La terapia CAR T di ultima generazione è particolarmente eccitante perché bypassa la necessità di una corretta presentazione dell’antigene MHC all’interno delle cellule tumorali, che è spesso difettosa nelle cellule tumorali a causa della mutazione.
- F) Vaccini: stimolano una risposta immuno-mediata nei confronti del tumore a seguito del loro legame con antigeni tumorali. Si dividono in paziente-specifici (ricavati dalle cellule tumorali del paziente) e non paziente-specifici (inducono una risposta immunitaria generale contro il tumore).
G) Terapia genica: si propone di introdurre materiale genetico (DNA o RNA) nelle cellule cancerose per indurne l’apoptosi o per inibirne la moltiplicazione. Ciò si mette in pratica ripristinando i geni onco-soppressori, introducendo siRNA o oligonucleotidi antisenso per stimolare la risposta immunitaria e inibendo i processi angiogenetici associati alla crescita tumorale. Tutto ciò è possibile attraverso tecniche di “gene-editing” tra cui la più recente ed efficace è la “Clustered Regularly Interspaced Palindromic Repeats” (CRISPR) o “CRISPR associated nucleased 9 (CRISPR-Cas9)”.

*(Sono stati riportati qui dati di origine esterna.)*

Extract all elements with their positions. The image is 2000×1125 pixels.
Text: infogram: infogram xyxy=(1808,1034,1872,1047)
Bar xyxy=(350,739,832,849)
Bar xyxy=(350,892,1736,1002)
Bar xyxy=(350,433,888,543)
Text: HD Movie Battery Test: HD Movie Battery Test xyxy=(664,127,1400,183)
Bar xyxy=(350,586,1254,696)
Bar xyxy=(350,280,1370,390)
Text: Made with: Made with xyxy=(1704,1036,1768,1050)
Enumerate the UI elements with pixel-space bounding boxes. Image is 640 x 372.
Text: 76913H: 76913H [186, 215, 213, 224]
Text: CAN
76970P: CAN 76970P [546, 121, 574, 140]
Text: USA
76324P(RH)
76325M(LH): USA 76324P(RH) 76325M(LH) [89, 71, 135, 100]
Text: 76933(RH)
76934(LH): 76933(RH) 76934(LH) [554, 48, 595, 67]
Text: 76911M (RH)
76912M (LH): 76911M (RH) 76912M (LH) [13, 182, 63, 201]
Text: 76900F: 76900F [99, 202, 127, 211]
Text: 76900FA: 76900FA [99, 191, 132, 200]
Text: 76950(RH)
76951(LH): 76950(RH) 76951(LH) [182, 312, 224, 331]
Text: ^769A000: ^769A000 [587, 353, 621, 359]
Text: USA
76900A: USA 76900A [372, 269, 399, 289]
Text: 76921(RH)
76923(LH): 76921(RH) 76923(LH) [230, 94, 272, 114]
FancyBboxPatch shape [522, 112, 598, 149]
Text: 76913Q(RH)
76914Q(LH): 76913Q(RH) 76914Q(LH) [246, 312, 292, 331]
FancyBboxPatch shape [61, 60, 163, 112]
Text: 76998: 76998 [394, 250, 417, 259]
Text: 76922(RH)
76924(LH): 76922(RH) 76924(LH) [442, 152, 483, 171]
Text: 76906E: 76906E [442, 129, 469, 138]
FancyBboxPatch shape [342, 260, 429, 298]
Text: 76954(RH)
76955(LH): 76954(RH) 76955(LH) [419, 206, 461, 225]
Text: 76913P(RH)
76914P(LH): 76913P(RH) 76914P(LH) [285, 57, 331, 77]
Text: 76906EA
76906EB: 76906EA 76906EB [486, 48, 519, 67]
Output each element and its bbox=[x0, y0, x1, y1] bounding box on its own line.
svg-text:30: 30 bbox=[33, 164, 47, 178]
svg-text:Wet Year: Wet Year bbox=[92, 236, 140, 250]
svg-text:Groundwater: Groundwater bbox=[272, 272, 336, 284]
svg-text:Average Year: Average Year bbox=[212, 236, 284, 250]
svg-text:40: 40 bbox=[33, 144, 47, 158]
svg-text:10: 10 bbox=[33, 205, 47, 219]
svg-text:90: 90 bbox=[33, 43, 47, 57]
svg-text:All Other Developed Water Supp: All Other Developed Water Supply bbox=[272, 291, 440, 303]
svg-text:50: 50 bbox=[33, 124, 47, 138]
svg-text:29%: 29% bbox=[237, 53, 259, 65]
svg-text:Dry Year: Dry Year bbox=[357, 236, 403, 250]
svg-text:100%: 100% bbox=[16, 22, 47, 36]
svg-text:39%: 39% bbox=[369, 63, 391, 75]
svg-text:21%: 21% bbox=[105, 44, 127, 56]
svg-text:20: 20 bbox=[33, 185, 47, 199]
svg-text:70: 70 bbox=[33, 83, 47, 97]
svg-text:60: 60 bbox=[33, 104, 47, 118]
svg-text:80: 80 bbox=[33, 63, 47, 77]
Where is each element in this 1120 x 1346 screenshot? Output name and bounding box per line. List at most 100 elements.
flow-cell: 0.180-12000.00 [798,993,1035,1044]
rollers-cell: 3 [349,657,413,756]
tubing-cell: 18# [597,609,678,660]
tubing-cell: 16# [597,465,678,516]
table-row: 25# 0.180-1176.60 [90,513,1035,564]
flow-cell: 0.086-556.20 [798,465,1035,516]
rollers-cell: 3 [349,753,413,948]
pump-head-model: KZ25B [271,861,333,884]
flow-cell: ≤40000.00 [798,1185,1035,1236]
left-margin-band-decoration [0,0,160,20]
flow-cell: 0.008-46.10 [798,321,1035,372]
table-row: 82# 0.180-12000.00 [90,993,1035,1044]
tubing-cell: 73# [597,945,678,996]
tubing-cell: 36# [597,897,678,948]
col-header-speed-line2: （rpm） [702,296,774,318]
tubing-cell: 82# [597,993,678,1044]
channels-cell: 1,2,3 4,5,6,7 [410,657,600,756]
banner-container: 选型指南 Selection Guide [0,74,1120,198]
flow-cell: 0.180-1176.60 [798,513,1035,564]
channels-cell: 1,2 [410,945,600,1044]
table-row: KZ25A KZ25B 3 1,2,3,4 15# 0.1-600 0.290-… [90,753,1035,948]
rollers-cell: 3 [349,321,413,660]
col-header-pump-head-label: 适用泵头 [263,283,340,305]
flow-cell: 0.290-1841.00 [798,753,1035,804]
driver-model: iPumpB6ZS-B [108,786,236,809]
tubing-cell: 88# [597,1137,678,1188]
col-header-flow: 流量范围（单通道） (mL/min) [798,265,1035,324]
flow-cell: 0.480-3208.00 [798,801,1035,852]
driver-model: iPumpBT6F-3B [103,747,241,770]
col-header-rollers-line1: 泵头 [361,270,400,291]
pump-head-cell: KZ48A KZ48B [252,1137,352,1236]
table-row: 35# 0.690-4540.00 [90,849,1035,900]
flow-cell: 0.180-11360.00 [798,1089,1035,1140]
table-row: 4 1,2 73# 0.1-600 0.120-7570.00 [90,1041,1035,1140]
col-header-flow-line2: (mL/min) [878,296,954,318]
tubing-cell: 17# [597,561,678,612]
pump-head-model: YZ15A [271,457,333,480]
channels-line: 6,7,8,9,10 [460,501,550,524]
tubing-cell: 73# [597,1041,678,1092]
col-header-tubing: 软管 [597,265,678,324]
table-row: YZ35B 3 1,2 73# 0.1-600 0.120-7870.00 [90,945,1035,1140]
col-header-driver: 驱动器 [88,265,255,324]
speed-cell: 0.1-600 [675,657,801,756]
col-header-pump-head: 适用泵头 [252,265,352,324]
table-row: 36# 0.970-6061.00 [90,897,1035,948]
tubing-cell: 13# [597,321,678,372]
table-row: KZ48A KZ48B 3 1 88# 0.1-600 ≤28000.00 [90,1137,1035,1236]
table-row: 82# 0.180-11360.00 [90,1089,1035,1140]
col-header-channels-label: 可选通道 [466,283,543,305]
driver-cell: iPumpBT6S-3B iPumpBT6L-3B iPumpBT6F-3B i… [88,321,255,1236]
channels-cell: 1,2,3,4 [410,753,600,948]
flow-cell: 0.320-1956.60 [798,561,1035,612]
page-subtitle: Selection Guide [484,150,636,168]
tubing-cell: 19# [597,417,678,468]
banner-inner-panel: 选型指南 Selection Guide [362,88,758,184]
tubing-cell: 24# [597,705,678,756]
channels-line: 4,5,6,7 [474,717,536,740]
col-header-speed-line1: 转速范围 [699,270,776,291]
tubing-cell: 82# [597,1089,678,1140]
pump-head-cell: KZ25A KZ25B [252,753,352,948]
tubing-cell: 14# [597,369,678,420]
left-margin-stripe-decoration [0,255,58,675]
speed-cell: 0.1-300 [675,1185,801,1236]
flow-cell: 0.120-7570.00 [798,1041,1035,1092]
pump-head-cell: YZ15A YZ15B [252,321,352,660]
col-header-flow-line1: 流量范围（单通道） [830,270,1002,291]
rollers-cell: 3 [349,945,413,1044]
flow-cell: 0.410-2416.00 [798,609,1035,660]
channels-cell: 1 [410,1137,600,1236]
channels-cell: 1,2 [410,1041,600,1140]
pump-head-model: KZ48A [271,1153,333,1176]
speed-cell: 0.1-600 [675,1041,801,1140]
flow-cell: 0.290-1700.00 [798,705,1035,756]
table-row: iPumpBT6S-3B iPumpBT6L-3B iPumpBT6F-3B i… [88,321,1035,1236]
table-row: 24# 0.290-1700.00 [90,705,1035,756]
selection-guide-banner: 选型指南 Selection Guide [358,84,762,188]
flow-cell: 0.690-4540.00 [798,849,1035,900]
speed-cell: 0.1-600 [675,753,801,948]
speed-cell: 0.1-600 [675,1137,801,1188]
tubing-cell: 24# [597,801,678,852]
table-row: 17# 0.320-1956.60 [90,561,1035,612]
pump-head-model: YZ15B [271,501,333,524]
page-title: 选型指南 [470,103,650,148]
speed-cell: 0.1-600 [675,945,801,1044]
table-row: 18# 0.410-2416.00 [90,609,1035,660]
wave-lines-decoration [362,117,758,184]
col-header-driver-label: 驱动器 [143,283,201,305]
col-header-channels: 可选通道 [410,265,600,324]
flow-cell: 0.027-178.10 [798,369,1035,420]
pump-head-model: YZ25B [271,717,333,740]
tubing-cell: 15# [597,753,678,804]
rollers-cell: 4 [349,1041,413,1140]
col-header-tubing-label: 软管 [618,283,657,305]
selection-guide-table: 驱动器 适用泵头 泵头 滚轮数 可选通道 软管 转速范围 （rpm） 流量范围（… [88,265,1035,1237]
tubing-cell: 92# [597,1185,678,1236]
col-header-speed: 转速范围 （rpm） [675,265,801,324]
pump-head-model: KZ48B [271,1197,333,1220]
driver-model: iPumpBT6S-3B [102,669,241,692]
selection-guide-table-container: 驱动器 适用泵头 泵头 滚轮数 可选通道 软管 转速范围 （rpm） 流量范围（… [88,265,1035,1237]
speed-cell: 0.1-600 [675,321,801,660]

L’avvento della terapia mirata ha portato un notevole successo clinico e una significativa riduzione degli effetti collaterali nel trattamento di diversi tipi di tumore tra cui carcinoma mammario, ca. del colon-retto, ca. polmonare e ca. ovarico e alcune forme di leucemia.
La medicina personalizzata: l’utilizzo di “Big Data” (la combinazione di genetica del paziente, epigenetica, trascrittomica, proteomica, RNA-seq, ecc.), Terapia genica o screening farmacologico ad alto rendimento utilizzando biopsie del cancro specifiche del paziente, le cliniche possono prevedere, sviluppare e prescrivere regimi di trattamento “su misura” a livello individuale. Questo tipo di medicina personalizzata necessita di una messa a punto e di una maggiore convalida dell’efficacia, ma è estremamente promettente. Una migliore identificazione dei percorsi e dei marcatori specifici del cancro, lo sviluppo semplificato di inibitori di piccole molecole, un’efficace analisi dei dati dei pazienti e metodi di screening rapidi ad alto rendimento si dimostreranno tutti progressi preziosi nella marcia verso il trattamento del cancro specifico per il paziente.